Depuis une semaine, une nouvelle loi en Tunisie autorise les femmes à contracter un mariage avec des non-musulmans. Cette nouveauté n’a pas hésité de susciter un véritable tollé partout dans le monda arabe. 

En Algérie, une telle avancée est-elle possible ? Le célèbre sociologue algérien Nacer Djabi est très sceptique. “Je ne pense pas que le mariage entre Algériennes et étrangers non musulmans soit possible en Algérie à court terme, même si ces questions commencent à être posées par des organisations pour permettre aux Algériennes de régler sur le terrain ce problème”, a expliqué ce professeur en sociologie qui a démissionné récemment de l’université pour protester contre son déclin intellectuel et les pressions politiques auxquelles elle est soumise au quotidien.

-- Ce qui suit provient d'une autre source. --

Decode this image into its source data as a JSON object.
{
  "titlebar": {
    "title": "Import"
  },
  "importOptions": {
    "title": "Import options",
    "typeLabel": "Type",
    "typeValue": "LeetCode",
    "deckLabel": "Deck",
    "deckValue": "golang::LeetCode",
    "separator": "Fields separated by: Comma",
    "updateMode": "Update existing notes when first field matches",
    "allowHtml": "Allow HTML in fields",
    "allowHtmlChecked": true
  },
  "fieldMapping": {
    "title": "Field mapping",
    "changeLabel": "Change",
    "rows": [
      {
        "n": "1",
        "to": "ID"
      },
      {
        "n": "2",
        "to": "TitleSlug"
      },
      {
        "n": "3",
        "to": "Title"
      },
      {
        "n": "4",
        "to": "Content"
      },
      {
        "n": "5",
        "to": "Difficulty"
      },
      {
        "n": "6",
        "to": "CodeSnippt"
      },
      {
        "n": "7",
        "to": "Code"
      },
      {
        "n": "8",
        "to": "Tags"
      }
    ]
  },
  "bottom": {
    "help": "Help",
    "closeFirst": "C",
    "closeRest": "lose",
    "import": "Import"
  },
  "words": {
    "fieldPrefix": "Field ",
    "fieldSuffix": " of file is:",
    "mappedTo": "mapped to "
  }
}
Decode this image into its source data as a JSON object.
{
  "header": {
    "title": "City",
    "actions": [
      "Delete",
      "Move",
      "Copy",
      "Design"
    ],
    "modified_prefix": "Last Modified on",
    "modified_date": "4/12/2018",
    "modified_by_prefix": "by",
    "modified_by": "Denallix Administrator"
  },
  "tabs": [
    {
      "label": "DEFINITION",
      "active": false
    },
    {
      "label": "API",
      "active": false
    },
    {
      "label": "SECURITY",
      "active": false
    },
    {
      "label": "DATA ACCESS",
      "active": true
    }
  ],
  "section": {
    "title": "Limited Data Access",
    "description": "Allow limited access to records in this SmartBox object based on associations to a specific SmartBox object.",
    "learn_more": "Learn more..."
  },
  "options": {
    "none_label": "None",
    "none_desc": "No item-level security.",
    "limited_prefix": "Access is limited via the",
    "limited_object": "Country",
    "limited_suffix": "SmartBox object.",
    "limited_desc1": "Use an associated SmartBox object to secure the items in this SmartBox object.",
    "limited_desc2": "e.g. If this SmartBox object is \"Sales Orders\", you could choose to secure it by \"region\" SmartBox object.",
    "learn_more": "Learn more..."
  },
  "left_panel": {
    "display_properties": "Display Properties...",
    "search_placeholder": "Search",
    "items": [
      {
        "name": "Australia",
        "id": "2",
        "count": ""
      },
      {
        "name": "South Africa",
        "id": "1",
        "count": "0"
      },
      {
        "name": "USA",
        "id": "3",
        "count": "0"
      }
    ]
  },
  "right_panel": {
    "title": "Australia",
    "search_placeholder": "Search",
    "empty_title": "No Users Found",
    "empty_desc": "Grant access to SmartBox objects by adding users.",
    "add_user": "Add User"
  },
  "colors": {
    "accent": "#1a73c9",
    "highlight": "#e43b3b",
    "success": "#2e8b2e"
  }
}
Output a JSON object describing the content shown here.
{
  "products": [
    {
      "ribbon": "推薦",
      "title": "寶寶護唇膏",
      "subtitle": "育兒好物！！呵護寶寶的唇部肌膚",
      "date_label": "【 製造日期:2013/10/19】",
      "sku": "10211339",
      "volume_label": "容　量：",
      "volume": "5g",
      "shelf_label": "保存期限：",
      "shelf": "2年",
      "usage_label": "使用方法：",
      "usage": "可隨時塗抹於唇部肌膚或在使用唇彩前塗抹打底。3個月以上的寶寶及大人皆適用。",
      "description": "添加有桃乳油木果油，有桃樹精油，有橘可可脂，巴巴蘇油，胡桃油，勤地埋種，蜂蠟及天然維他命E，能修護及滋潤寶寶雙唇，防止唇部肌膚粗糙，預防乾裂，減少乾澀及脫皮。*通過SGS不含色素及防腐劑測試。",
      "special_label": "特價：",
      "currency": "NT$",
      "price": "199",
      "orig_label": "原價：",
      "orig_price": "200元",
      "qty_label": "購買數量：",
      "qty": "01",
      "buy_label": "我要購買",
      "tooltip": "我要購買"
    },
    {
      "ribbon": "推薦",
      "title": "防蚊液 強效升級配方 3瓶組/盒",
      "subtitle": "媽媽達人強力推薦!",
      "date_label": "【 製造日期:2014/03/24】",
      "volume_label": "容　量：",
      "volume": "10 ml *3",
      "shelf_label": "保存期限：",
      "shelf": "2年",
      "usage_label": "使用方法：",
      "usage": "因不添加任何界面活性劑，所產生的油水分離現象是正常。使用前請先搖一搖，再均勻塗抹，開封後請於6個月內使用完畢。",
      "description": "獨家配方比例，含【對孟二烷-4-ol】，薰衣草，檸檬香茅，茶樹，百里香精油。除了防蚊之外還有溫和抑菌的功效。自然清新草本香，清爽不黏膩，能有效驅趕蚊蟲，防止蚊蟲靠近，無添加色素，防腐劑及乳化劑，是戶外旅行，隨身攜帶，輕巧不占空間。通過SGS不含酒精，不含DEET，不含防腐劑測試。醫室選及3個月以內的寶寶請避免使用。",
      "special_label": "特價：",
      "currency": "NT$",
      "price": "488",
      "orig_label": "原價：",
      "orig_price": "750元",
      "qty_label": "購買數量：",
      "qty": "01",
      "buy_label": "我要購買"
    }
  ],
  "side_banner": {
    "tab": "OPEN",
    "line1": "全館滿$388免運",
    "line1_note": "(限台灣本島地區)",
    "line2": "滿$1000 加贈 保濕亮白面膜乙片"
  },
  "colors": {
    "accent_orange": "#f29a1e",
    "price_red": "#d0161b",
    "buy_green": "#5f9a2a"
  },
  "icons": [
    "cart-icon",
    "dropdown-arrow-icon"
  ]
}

“Cependant, j’ai eu personnellement à constater la grande tolérance qui commence à voir le jour chez les Algériens qui recourent à une sorte d’hypocrisie collective et à la ruse pour permettre à leurs filles de se marier avec des personnes qui ne sont pas musulmanes”, a-t-il dit dans un entretien accordé à l’édition africaine du magazine français Le Point. “En fin de compte, la question est simple. Elle est liée à des formalités religieuses qu’il est très facile de dépasser s’il y a une détermination (de la femme) à se marier avec un non-musulman”, explique-t-il encore en analysant la situation actuelle de la société algérienne.

Nacer Djabi pointe du doigt le “système politique dont l’élite” qui  “a vieilli et devient plus rétrograde et conservatrice”. “Notre système (politique) sait comment gérer l’Algérien en milieu rural, illettré ou pauvre en lui accordant, par exemple, des aides sociales contre lesquelles il abandonne sa citoyenneté”. D’après Nacer Djabi, l’échec du système algérien s’explique, surtout, par  son incapacité à gérer et mobiliser “des jeunes instruits des villes et des femmes qui réussissent, avec lesquelles il ne sait pas jusqu’à maintenant comment agir”, a-t-il analysé en dernier lieu.